Жена Михаила, учительница начальной школы, перебирала вишни в ведре, налаживалась варить варенье. В окно с улицы резко постучали.
— Хазаин, выхади!
Михаил замер с раскрытым ртом, из которого шел пар от горячей картошки. Жена уронила в ведро тарелку. Девятилетний Колька, сидевший лицом к окну, сказал тихо:
— Немцы!
— Придется выйти. — Дожевывая горячую картошку, Калмыков вытер масленые пальцы о штаны, вышел во двор.
По пыльной улице, вдоль палисадников и по выгону растянулись длинные артиллерийские упряжки. На лафетах пушек и зарядных ящиках сидели солдаты в черных мундирах. На петлицах поблескивали молнии. Июльское степное солнце поднялось уже высоко, и по улице растекался сухой жар. Во дворах заполошно кричали куры. Солдаты, разморенные ранним зноем, курили, лениво перебрасывались словами.
У самого крыльца на рослом вислозадом жеребце темно-вороной масти сидел немецкий офицер в черном мундире. Из-под загнутого книзу лакированного козырька фуражки с непомерно высокой тульей холодно поблескивали стеклышки пенсне.
У базов на бригадном дворе в сломанном загоне нудились и, по сухому горячему ветерку чувствуя подступающий жар, мотали головами лошади. Их было там много. В последние дни хутор разбогател лошадьми. В степи бродили брошенные и отбившиеся мадьярские, немецкие, русские обозные и кавалерийские лошади. Все они тянулись к людскому жилью и быстро, нюхом, находили конюшни. Офицеру явно нравился высокий гнедой жеребец с тонкими бабками и львиной гривой.
В вербах у реки кукушка хрипловато считала кому-то годы. Михаил потянул носом сыроватую прохладу из-под плетня, жмурясь, ожидающе повернулся к офицеру.
— Как же я поймаю его? — Михаил не сразу понял, чего хочет немец, но и, не зная еще, что ждет его, выгадывал на всякий случай время. Неторопливо, как был без фуражки, направился к базам.
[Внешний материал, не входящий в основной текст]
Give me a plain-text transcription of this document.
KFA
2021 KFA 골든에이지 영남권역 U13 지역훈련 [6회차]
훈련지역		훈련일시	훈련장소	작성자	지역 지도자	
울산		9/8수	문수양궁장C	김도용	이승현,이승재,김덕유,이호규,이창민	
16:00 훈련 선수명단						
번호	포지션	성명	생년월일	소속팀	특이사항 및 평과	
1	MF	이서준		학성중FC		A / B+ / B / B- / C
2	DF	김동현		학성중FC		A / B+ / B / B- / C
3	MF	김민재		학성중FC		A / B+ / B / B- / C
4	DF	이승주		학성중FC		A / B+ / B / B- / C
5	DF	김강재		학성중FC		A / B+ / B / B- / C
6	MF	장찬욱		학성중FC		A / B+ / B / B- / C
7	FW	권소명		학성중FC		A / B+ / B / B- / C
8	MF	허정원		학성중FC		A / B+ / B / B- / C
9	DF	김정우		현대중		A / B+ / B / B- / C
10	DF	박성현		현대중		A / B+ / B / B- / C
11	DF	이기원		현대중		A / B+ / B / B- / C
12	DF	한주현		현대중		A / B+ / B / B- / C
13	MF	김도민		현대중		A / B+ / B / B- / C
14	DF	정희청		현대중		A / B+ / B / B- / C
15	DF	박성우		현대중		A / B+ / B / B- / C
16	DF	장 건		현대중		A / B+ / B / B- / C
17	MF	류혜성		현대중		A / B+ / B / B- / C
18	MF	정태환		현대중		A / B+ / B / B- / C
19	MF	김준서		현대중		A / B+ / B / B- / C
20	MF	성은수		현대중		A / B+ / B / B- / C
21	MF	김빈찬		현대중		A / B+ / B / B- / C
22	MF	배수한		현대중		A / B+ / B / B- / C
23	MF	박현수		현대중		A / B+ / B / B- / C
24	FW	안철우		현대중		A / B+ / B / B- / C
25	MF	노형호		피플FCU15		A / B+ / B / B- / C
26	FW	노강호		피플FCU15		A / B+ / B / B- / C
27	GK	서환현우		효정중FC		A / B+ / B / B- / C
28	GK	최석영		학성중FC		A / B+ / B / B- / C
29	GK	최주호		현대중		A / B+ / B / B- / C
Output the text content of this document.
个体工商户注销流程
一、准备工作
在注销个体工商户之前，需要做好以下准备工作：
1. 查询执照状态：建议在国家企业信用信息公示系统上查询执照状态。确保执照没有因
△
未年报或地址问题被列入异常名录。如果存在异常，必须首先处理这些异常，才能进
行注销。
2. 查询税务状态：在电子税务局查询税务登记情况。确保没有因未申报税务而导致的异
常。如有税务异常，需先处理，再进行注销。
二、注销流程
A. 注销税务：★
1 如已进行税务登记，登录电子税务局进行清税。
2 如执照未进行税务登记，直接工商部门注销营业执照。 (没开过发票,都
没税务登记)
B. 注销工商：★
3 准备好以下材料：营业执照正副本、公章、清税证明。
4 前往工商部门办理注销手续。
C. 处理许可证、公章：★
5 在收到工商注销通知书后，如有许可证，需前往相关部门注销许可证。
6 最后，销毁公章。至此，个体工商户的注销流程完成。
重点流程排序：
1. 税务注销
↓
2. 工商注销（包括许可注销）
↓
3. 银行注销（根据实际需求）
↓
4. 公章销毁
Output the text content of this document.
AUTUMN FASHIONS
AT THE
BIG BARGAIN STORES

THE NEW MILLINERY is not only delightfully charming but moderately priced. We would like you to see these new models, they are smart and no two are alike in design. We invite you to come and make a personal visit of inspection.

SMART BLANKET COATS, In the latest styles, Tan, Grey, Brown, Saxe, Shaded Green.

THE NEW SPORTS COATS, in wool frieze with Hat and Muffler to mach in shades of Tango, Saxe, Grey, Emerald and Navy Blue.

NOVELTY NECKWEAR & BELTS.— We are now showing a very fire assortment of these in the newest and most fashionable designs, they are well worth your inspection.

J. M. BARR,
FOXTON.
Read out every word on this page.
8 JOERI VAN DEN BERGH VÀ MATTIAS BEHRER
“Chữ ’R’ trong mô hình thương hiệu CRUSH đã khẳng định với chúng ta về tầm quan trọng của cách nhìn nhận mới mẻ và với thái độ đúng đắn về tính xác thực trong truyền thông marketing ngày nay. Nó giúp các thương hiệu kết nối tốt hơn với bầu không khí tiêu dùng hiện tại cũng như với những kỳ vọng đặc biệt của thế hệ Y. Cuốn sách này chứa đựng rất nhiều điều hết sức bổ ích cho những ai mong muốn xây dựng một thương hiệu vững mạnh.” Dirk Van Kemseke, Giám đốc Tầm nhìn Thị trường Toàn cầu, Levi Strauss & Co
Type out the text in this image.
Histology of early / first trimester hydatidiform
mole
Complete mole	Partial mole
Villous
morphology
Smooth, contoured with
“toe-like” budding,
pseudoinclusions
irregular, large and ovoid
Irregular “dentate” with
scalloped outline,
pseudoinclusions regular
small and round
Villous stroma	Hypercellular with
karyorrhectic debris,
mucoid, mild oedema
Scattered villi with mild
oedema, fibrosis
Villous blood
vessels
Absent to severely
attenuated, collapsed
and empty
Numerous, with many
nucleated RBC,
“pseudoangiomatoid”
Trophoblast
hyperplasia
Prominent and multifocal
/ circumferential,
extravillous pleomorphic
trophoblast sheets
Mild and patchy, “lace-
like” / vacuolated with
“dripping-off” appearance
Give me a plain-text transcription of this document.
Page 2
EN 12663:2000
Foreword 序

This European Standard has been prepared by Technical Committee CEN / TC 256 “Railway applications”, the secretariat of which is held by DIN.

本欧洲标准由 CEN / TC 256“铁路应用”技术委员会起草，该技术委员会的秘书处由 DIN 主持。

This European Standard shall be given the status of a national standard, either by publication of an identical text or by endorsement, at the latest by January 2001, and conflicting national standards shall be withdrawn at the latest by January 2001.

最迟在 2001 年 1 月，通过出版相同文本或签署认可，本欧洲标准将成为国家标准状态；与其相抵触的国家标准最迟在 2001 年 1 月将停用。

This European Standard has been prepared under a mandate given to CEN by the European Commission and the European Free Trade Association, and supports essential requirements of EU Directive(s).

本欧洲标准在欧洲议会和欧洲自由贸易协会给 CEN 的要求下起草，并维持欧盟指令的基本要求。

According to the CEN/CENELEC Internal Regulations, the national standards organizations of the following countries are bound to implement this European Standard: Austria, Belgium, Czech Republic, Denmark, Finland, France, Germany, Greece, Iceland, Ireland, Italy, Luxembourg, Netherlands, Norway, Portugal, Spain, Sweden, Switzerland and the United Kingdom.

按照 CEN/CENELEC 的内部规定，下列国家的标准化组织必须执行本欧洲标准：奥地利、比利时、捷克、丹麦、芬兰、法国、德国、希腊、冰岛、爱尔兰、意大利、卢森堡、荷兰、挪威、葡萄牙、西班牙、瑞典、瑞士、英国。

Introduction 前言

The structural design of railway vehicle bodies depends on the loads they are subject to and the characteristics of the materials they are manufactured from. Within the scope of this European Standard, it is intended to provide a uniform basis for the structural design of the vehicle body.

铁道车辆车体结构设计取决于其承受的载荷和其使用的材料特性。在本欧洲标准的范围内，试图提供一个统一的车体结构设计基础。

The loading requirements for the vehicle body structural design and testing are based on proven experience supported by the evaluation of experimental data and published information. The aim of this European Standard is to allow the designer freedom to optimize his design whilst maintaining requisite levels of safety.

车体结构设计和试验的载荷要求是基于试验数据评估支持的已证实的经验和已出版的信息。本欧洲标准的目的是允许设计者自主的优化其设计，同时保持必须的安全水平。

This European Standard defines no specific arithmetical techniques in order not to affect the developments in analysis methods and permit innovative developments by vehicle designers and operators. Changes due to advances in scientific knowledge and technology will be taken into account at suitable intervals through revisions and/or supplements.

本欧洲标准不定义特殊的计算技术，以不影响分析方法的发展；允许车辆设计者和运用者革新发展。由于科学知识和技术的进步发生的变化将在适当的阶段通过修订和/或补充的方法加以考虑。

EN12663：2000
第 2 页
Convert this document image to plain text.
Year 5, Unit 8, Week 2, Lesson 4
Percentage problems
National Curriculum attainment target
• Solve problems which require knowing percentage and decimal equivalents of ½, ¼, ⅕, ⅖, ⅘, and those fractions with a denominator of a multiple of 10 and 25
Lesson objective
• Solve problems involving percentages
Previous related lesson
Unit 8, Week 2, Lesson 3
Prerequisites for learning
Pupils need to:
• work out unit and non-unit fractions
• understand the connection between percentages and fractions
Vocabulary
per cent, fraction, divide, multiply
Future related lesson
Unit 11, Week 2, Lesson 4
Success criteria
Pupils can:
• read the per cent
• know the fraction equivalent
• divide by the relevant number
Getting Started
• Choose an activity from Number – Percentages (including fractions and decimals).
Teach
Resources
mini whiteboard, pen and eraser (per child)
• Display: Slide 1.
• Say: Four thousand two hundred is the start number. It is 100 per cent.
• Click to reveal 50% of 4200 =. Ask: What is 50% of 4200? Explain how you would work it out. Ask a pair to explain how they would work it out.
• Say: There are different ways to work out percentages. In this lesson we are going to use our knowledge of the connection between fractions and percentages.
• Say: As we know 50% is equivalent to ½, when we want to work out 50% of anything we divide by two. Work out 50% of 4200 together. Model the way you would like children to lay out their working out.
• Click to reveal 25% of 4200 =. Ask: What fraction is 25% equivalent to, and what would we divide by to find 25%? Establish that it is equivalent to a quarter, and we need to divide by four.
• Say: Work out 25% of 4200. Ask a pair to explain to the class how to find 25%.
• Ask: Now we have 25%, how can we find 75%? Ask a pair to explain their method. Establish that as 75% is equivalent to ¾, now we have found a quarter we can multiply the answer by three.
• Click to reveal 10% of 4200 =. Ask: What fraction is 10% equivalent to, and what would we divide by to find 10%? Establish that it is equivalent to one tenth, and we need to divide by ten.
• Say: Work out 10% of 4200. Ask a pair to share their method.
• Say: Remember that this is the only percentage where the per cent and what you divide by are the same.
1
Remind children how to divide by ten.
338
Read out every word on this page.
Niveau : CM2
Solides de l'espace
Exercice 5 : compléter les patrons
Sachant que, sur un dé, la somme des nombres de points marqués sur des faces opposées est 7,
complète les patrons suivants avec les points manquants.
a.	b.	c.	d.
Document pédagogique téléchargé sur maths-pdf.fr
Гнедой издали обнюхал протянутую руку, поводя боками и наставив ухо, вслушался в обещающее и вкрадчивое посвистывание, вскинул голову и, как ветер, понесся вдоль базов. Калмыков приблизился снова. Жеребец подпустил его вплотную, дико и умно кося глазом на протянутую руку и похрапывая, и взвился на дыбы. Казалось, он обдуманно включился в захватывающую и жуткую игру: вихрем проносился за базами, сворачивал на выгон, где стояли артиллерийские упряжки, и, чтобы не лишить человека надежды, снова подлетал к нему и притворно опускал голову, выражая всем видом своим покорность. Калмыков видел его ждущий фиолетовый глаз, нервное подрагивание запотевшей кожи на спине, но, как только протягивал он руку, жеребец всхрапывал, хвост трубой, и все начиналось сначала.